Today's interns may be tomorrow's corporate leaders, and MBA interns are especially sought after.
Among employers who offered internships to MBA students in 2015, 92 percent plan to increase or maintain the number of internship offerings in 2016, according to a report from the Graduate Management Admission Council.
Business school applicants should look at a school's track record for internships and job placement when deciding where to go, experts say.
"MBA recruiting is relationship-based. And so, recruiters and students have to engage with each other at a very high level throughout the entire recruiting process. A strong career management center will have strong relationships with both recruiters and students that will help facilitate those really strong connections," says Liza Kirkpatrick, the director of career services for the full-time MBA programs at Northwestern University's Kellogg School of Management.
When 27-year-old Michael Schick applied to business school, he wanted to transfer the skills he'd learned working in investment management to another industry.
Now a student at the Massachusetts Institute of Technology's Sloan School of Management, he's readying for a career as a consultant.
"When I came and I visited, the people at the career development office here were just really awesome. They really had their stuff together. And they also just were really personable," says Schick, who graduates this year.
As an MBA student, he interned at the consulting firm Bain & Company, where he learned about strategically analyzing problems, working with clients and other skills.
Internships are critical for getting your foot in the door in some industries, says Sue Kline, co-senior director of the career development office at Sloan.
"If you're someone who's interested in investment banking, it becomes important to have an internship because that is the way into the full-time opportunity. Or in some cases, leadership development programs," she says.
The best way to find out what type of internships and jobs students get is to look at a school's annual employment report, experts say. These reports are usually published online.
Among Kellogg's MBA students, consulting is the most popular industry for interning, according to its employment reports. At least 24 percent of students interned in this field each year between 2011 and 2015. Many of the students rely on the school to help them get real-world experience.

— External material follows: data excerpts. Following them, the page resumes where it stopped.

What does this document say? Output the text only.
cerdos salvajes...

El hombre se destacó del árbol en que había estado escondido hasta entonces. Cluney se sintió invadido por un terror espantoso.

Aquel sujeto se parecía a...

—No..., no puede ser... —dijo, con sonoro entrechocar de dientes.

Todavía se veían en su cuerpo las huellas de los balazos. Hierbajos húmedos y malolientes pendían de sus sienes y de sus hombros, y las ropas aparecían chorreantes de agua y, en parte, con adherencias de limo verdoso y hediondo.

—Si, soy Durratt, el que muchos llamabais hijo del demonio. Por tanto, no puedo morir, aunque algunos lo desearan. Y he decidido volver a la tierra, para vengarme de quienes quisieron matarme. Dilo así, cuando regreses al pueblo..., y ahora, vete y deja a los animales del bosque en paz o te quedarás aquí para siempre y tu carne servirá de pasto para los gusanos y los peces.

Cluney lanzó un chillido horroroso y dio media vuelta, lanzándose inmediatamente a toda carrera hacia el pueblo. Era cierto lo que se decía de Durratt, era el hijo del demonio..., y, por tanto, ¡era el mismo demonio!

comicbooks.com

In 2015, about 78 percent found their internships through Kellogg, says Kirkpatrick. "They either find it via the job posting board or one of our on-campus interviews."
At other schools, students may gravitate toward other industries.
"We live in a business community – a very active, engaged business community – that has a kind of emphasis in the areas of technology and life sciences," says JoAnne Starr, assistant dean for graduate programs at the Rady School of Management at University of California—San Diego. These industries are especially popular for student internships, she says
Applicants should consider how a school's location ties into networking and internship opportunities, Starr says.
"Our deepest relationships, I think really at any business school, are going to be regional. It's people in the region who can come and do a seminar in the evening, who can be a guest speaker in a class, who can serve as advisers or coaches for a particular project," she says. For Rady students, Starr says, it's easier to have coffee with someone who lives in Orange County than St. Louis, for example.
Many students also travel across the country to make professional connections and intern. Schick, from MIT, interned in Atlanta, where he'll also relocate to for a job at Bain & Company once he graduates.
MBA internships are important for applying all that's learned in school and seeing how it plays out in the real world, he says. "You can read about it and talk to people about it a lot, but really the best way to learn is to just do it."